The wound site will look red and raised at first. Full scar maturation takes much longer, often six months to a year, as the scar gradually flattens and fades. During the initial healing period, you’ll generally keep the area covered with a bandage, apply petroleum jelly to keep it moist, and avoid anything that stretches or strains the wound.
How Surgeons Repair Larger Wounds
When a tumor is small enough, the surgeon can simply pull the wound edges together and close with stitches (called linear closure). Larger defects, especially on the nose, need more creative reconstruction. The approach depends on exactly where the tumor was and how big the resulting hole is.

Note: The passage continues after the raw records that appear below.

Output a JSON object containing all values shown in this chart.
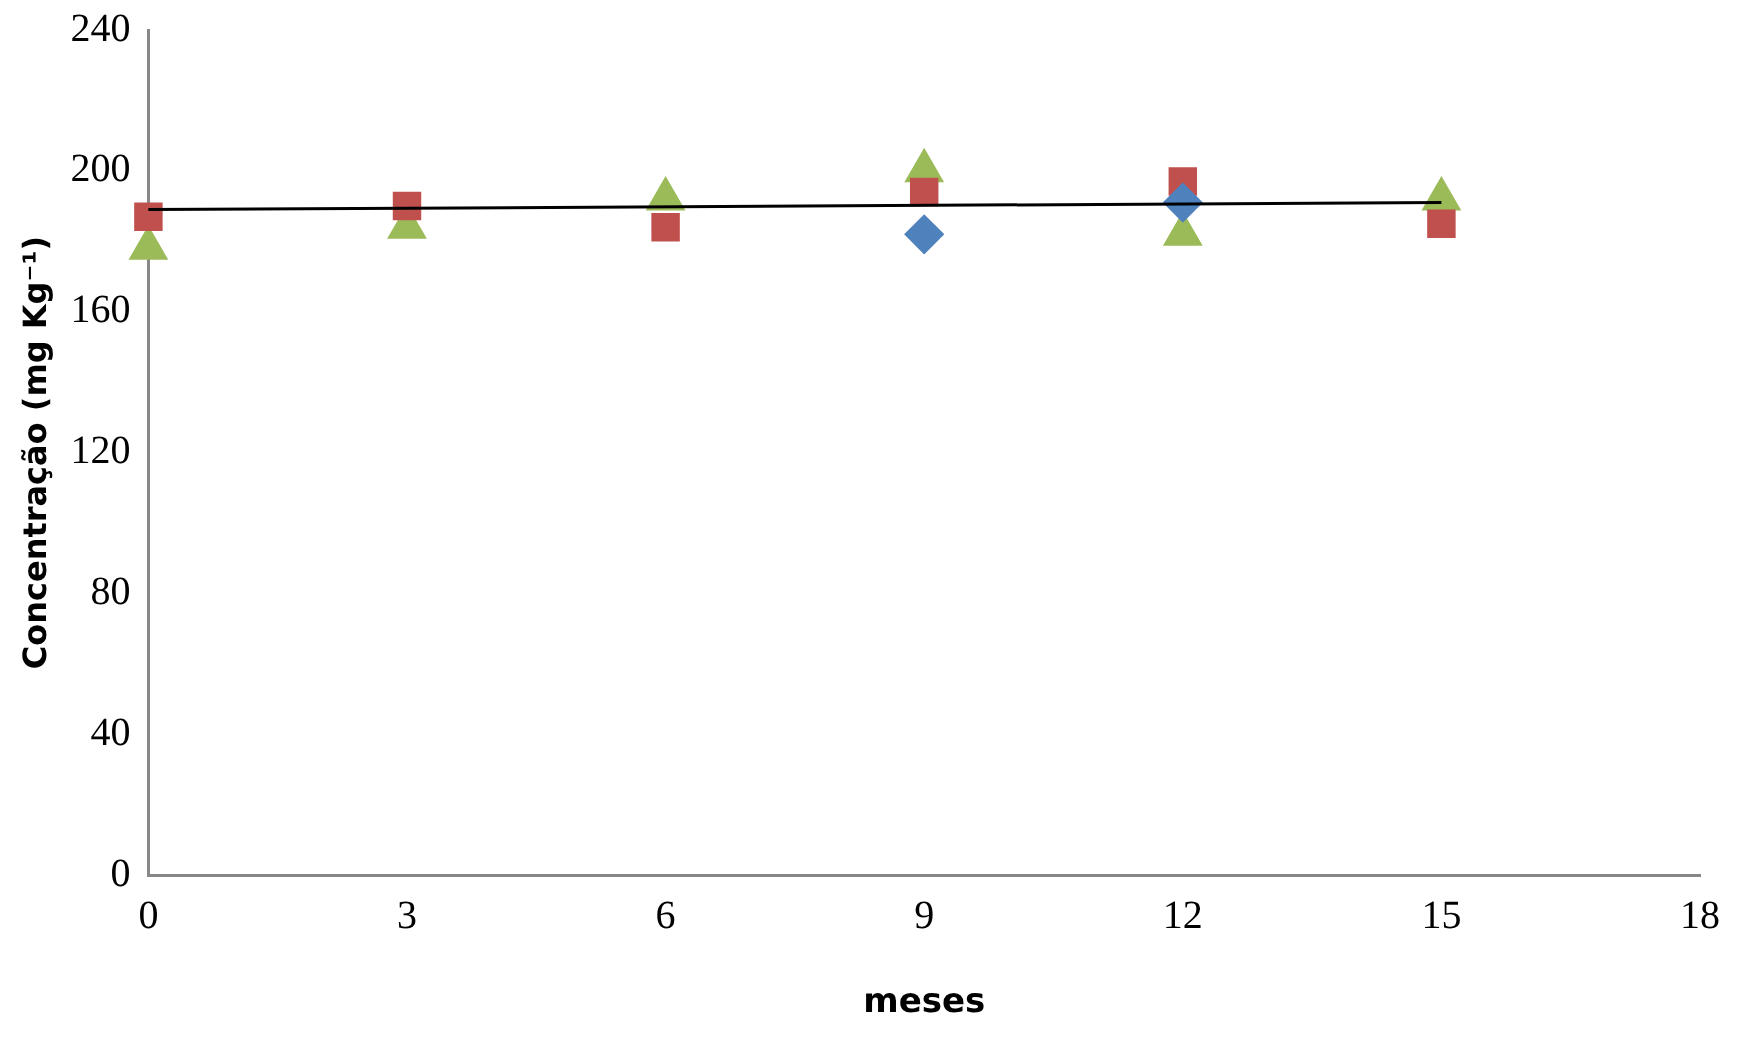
{
  "chart_data": {
    "type": "scatter",
    "xlabel": "meses",
    "ylabel": "Concentração (mg Kg⁻¹)",
    "x": [
      0,
      3,
      6,
      9,
      12,
      15
    ],
    "xlim": [
      0,
      18
    ],
    "xticks": [
      0,
      3,
      6,
      9,
      12,
      15,
      18
    ],
    "ylim": [
      0,
      240
    ],
    "yticks": [
      0,
      40,
      80,
      120,
      160,
      200,
      240
    ],
    "grid": false,
    "legend": false,
    "series": [
      {
        "color": "#4f81bd",
        "marker": "diamond",
        "values": [
          null,
          null,
          null,
          182,
          191,
          null
        ]
      },
      {
        "color": "#c0504d",
        "marker": "square",
        "values": [
          187,
          190,
          184,
          194,
          197,
          185
        ]
      },
      {
        "color": "#9bbb59",
        "marker": "triangle",
        "values": [
          178,
          184,
          192,
          200,
          182,
          192
        ]
      },
      {
        "type": "line",
        "color": "#000000",
        "marker": "none",
        "x": [
          0,
          15
        ],
        "values": [
          189,
          191
        ]
      }
    ]
  }
}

Local skin flaps, where nearby skin is rotated or advanced to cover the wound, are the most common repair for defects on the side of the nose. About 59% of those wounds get a flap. For the nasal tip, skin grafts (a patch of skin taken from another area, often behind the ear or from the forehead) are more common, used in about 40% of cases. Grafts are also more likely when the tumor was larger or had a more aggressive growth pattern. For the bridge and base of the nose, simple straight-line closure is often possible because there’s enough loose skin to work with.
Your surgeon will typically discuss the reconstruction plan before the procedure so you know what to expect. In some cases, particularly with Mohs surgery, one surgeon removes the cancer and a separate reconstructive surgeon closes the wound on the same day or the next.